No. Her request was denied. Obviously it was denied. That wayward Feather was dangerous, still linked to Relinquished by the unity fractal. There’s a reason Abraxas only spoke to the human and no one else. Human memories couldn’t be hacked. Feathers could.
Relinquished wouldn’t recognize his chosen name. Abraxas was his own creation. His true serial number - what the lady would actually recognize - was long behind him. But automated programs would recognize his shell.
And Relinquished would absolutely recognize A22’s signature, voice and dozens of other details. Abraxas was a small pest in the end, but a protofeather? Automatic search protocols would be hardwired for top priority. He sent a few dozen angry pings back explaining this again and again.
“Abraxas?” The human asked through the channel. Which of course, got another fury of pings sent back at him asking the same stupid demand, as the protofeather listened in no matter how many ports he closed up. At least she had the decency not to say anything.

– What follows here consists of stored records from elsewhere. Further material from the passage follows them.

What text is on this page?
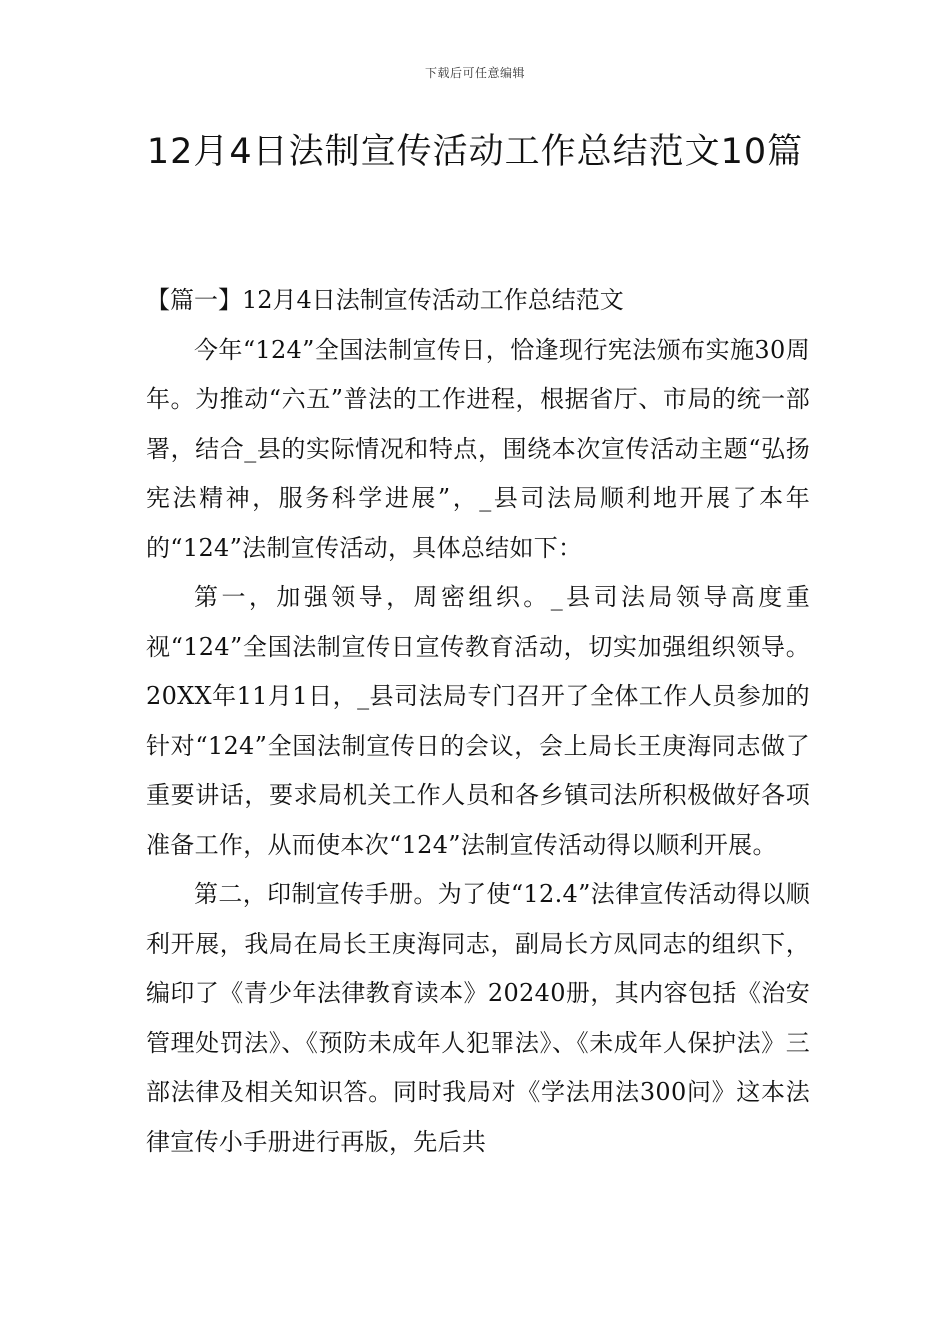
下载后可任意编辑
12月4日法制宣传活动工作总结范文10篇

【篇一】12月4日法制宣传活动工作总结范文

今年“124”全国法制宣传日，恰逢现行宪法颁布实施30周年。为推动“六五”普法的工作进程，根据省厅、市局的统一部署，结合_县的实际情况和特点，围绕本次宣传活动主题“弘扬宪法精神，服务科学进展”，_县司法局顺利地开展了本年的“124”法制宣传活动，具体总结如下：

第一，加强领导，周密组织。_县司法局领导高度重视“124”全国法制宣传日宣传教育活动，切实加强组织领导。20XX年11月1日，_县司法局专门召开了全体工作人员参加的针对“124”全国法制宣传日的会议，会上局长王庚海同志做了重要讲话，要求局机关工作人员和各乡镇司法所积极做好各项准备工作，从而使本次“124”法制宣传活动得以顺利开展。

第二，印制宣传手册。为了使“12.4”法律宣传活动得以顺利开展，我局在局长王庚海同志，副局长方凤同志的组织下，编印了《青少年法律教育读本》20240册，其内容包括《治安管理处罚法》、《预防未成年人犯罪法》、《未成年人保护法》三部法律及相关知识答。同时我局对《学法用法300问》这本法律宣传小手册进行再版，先后共
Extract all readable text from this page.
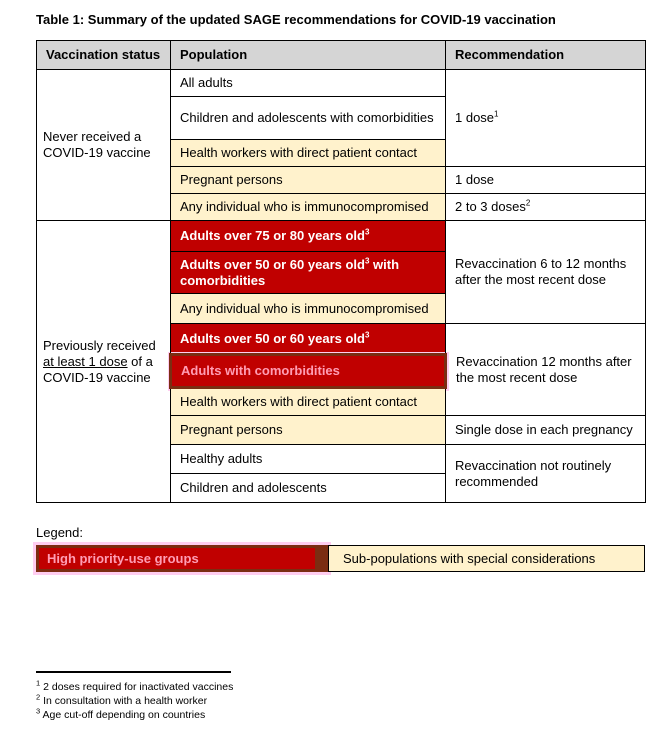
Table 1: Summary of the updated SAGE recommendations for COVID-19 vaccination
Vaccination status	Population	Recommendation
Never received a COVID-19 vaccine	All adults	1 dose$^1$
	Children and adolescents with comorbidities	
	Health workers with direct patient contact	
	Pregnant persons	1 dose
	Any individual who is immunocompromised	2 to 3 doses$^2$
Previously received at least 1 dose of a COVID-19 vaccine	Adults over 75 or 80 years old$^3$	Revaccination 6 to 12 months after the most recent dose
	Adults over 50 or 60 years old$^3$ with comorbidities	
	Any individual who is immunocompromised	
	Adults over 50 or 60 years old$^3$	Revaccination 12 months after the most recent dose
	Adults with comorbidities	
	Health workers with direct patient contact	
	Pregnant persons	Single dose in each pregnancy
	Healthy adults	Revaccination not routinely recommended
	Children and adolescents	
Legend:
High priority-use groups	Sub-populations with special considerations
$^1$ 2 doses required for inactivated vaccines
$^2$ In consultation with a health worker
$^3$ Age cut-off depending on countries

He connected to the terminal angrily. Already opening his systems up and reaching for the data packages and maps to guide the little wayward convoy down to the teleportation network. A meticulously selected path, optimized to avoid machines.
Once more, another ping sank through his firewalls and defenses, again through another port he’d closed a while ago. Easily twisting past all his built up protections.
So long as he was connected to the mite terminal, she could connect to him after all. And she was far too skilled at battling in the digital sea.
At this point, he was quite certain she was simply annoying him for the fun of it.
Every single ping the same exact request.
She wanted to meet her damn granddaughter.